Fractionated Total Body Irradiation and Fludarabine Based Conditioning Regimen with Post-Transplant Cyclophosphamide (PTCy) for Mismatched Related and Unrelated Donors HCT for Acute Leukemia and MDS

Background: Allogeneic hematopoietic cell transplantation (alloHCT) remains the only curable treatment option for several hematological malignancies. Preparative and graft-versus-host disease (GVHD) prophylactic regimens combined with graft-versus-leukemia effect (GVL) are important in preventing graft rejection, disease relapse and GVHD; and subsequently impact the success of this life saving procedure. Choice of regimen depends on patient, donor/graft source and disease characteristics.

Objectives: Assess the outcomes of patients who underwent haploidentical (haplo) or mismatched unrelated donor (MMUD) HCT with myeloablative conditioning (MAC) regimen using radiation in combination with fludarabine (FLU) with PTCy as higher intensity GVHD prophylaxis and evaluate the feasibility of a fludarabine and fractionated total body irradiation (FLU/FTBI)-based regimen in both donors.

Study Design: Retrospective analysis to study the outcomes of patients receiving FLU/FTBI as myeloablative conditioning for mismatched (related or unrelated) donor HCT combined with post-transplant cyclophosphamide (PTCy) as GVHD prophylaxis.

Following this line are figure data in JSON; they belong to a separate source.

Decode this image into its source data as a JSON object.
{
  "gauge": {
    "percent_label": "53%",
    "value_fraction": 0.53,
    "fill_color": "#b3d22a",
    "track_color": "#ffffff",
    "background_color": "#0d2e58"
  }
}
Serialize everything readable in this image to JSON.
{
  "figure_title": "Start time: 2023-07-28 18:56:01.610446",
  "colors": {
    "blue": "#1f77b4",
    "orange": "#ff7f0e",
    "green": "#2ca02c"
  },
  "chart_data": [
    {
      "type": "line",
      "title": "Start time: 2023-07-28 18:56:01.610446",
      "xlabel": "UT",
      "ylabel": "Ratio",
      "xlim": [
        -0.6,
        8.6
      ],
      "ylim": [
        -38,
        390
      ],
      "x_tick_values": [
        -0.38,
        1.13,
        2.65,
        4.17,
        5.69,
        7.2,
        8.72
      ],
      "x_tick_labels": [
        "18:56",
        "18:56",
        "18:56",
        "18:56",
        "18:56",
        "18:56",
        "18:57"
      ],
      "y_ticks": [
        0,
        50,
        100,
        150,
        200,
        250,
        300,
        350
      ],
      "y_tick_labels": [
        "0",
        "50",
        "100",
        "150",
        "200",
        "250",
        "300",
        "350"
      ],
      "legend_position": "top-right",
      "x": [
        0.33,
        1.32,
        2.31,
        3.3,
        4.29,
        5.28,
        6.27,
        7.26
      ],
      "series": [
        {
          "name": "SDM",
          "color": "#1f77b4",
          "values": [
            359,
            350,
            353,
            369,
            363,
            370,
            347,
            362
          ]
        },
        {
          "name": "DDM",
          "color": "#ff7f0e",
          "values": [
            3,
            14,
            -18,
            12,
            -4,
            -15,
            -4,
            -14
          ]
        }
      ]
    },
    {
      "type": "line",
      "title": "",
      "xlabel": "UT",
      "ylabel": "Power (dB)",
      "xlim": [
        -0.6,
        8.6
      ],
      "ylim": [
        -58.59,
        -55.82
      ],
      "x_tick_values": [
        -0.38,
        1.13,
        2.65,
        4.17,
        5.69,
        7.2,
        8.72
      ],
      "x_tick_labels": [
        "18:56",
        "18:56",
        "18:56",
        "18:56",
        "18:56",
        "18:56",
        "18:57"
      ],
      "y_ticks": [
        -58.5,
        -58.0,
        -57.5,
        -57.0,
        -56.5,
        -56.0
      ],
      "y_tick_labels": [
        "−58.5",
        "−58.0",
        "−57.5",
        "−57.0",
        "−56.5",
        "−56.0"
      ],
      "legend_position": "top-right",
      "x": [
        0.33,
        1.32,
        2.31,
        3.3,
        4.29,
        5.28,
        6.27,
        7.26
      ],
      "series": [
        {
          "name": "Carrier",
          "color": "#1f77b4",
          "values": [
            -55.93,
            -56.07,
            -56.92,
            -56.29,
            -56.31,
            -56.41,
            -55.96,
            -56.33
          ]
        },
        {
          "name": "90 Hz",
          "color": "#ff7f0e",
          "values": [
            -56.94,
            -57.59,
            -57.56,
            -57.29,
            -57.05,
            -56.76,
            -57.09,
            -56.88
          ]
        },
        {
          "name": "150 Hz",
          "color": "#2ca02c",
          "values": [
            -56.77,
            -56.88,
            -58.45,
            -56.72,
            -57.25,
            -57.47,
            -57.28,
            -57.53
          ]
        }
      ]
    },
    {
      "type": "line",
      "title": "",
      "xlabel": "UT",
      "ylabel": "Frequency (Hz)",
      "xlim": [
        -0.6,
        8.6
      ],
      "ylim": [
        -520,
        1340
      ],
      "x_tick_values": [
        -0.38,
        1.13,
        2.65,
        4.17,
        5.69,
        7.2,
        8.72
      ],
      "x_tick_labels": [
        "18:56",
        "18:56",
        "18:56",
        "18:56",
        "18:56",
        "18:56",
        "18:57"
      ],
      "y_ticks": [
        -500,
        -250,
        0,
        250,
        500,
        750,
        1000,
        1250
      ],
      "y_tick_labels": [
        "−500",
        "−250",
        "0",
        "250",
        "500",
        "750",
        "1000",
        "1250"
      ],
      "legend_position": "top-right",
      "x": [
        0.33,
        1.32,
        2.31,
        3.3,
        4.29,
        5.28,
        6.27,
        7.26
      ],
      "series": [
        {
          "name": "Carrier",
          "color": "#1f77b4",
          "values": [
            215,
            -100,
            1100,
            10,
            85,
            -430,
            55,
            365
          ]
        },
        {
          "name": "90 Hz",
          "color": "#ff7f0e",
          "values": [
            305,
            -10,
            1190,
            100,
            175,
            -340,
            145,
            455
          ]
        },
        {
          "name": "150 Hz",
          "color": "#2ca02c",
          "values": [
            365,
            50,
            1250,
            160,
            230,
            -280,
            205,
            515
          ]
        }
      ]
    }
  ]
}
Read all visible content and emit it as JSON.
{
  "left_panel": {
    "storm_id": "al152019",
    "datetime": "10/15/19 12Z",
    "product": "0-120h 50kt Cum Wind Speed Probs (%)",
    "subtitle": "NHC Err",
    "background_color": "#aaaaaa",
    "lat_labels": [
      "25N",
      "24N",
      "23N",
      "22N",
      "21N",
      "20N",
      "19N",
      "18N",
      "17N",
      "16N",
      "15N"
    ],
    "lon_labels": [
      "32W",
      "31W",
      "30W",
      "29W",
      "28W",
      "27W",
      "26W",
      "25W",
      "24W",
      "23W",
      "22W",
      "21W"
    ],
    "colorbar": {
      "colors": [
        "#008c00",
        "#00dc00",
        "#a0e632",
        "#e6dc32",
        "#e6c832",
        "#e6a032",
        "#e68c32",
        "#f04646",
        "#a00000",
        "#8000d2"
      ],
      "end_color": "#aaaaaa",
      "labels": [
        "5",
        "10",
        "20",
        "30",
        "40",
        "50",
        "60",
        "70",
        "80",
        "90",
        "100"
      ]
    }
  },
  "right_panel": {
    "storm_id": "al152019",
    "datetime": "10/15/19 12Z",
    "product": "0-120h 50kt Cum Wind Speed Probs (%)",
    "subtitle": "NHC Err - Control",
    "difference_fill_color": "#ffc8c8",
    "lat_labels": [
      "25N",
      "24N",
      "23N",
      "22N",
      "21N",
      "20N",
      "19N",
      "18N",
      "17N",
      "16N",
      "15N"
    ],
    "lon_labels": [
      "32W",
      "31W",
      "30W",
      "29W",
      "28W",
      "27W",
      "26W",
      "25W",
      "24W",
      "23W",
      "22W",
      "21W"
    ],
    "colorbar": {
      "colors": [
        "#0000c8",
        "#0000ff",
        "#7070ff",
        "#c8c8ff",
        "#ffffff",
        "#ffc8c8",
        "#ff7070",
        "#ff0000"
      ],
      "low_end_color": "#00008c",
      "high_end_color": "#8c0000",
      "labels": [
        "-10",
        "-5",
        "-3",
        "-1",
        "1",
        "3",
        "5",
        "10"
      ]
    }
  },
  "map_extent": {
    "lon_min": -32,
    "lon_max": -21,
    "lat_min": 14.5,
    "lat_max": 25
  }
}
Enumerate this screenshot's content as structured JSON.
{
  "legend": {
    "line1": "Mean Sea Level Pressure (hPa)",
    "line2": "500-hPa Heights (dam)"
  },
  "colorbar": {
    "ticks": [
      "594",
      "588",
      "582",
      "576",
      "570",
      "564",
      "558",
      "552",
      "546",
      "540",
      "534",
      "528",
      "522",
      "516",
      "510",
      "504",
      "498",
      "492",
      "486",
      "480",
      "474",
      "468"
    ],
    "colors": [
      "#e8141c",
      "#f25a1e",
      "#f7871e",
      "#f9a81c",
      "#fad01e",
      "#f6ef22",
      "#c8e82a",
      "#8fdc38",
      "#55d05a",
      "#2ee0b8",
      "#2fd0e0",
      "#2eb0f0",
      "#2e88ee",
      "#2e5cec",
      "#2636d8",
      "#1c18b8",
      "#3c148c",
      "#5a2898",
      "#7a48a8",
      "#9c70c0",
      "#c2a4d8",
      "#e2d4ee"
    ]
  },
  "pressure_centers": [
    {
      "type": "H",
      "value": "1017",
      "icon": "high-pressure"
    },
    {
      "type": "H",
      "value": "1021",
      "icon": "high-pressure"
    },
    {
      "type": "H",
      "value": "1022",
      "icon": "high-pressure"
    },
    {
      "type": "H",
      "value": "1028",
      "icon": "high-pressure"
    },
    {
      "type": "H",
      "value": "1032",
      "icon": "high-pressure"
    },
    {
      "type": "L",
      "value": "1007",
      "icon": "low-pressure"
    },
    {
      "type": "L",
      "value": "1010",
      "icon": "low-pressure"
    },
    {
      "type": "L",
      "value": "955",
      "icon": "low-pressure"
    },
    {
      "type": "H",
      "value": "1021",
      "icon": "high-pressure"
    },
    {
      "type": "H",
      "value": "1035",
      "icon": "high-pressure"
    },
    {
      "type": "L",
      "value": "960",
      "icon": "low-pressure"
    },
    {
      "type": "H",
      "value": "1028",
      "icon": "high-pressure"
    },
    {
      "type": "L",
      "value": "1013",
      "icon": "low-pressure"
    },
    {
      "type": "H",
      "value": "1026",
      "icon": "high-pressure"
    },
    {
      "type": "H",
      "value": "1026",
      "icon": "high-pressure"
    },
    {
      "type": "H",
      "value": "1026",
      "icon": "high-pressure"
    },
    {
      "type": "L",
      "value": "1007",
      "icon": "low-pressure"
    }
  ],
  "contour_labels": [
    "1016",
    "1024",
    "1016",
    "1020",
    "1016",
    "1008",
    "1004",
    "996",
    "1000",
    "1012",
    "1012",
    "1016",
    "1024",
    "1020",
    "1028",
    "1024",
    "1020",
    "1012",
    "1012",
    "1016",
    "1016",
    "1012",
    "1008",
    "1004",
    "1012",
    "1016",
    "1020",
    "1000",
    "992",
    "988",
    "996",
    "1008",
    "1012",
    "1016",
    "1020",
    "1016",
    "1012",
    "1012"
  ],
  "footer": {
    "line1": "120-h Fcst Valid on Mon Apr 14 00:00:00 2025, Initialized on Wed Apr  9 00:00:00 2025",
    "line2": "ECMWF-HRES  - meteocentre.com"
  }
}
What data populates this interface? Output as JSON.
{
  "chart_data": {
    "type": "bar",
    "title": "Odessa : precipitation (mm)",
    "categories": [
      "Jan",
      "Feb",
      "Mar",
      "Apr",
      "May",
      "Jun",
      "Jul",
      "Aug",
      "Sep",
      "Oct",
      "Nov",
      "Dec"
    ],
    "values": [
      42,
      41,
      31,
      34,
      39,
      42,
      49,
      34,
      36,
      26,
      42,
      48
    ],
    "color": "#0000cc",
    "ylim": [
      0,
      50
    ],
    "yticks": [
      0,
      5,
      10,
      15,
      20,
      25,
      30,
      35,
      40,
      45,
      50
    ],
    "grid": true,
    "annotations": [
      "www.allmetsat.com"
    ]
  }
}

Results: One hundred and fifty-five consecutive patients undergoing HCT at City of Hope (COH) from January 2015 to December 2021 were included. Median age was 38 years (range 9-60) and 56.8% of patients were male and 97.5% had a Karnofsky performance status (KPS) ≥ 80. HCT comorbidity index was ≥ 3 in 36.1% cases and 29% with a disease risk index (DRI) of high/very high. Disease diagnosis included acute lymphoblastic leukemia (ALL) (46.5% of cases) and acute myeloid leukemia (AML) (36.1% of cases). The median donor age was 31-years with 67.1% haplo donors and 32.9% mismatched unrelated donors (MMUD). MMUD HCT led to faster neutrophil recovery (15 vs 16 days, p= 0.01) and platelet count recovery (18 vs 23 days, p= 0.029). Day 100 cumulative incidence of grade II-IV and III-IV acute GVHD had no statistical difference between the two cohorts. With a median follow-up of 24 months (range 3 to 81), 100-day and 1-year NRM was 1.9% and 8.5%, respectively. There was no difference in the NRM between MMUD and haplo (HR 0.92, CI (0.35,2.39), p=0.86). Two-year relapse rate and DFS were 11.8% and 76.9%, respectively. In this study, 7 out of 51 patients in the MMUD group and 17 out of 104 patients in the haplo group relapsed with no statistically significant difference between the groups (HR 0.82, CI: (0.35,1.97), p=0.67). At a median follow-up of 2 years, GRFS was 60% (95% CI 0.51- 0.67). There was no statistically significant difference in GRFS between the MMUD and haplo groups (HR 0.76, CI (0.44,1.32), p=0.33). Two-year OS was 80.1%. There were no DFS or OS differences between the MMUD and haplo groups. On multivariate analysis, age less than 40 and low to intermediate DRI showed a DFS benefit (p = 0.004 and 0.029 respectively). None of the demographic factors affected OS or GRFS. Disease risk index was the only factor on multivariate analysis affecting relapse rates with higher risk of relapse with higher DRI (p= 0.017) and extensive chronic GVHD risk (p= 0.014) with no impact on acute GVHD.

Conclusions: FLU/FTBI followed by PTCy for GVHD prophylaxis is a well-tolerated myeloablative regimen in mismatched donors with acute leukemia or myelodysplastic syndrome (MDS) with low transplant related morbidity and mortality and has produced promising HCT outcomes.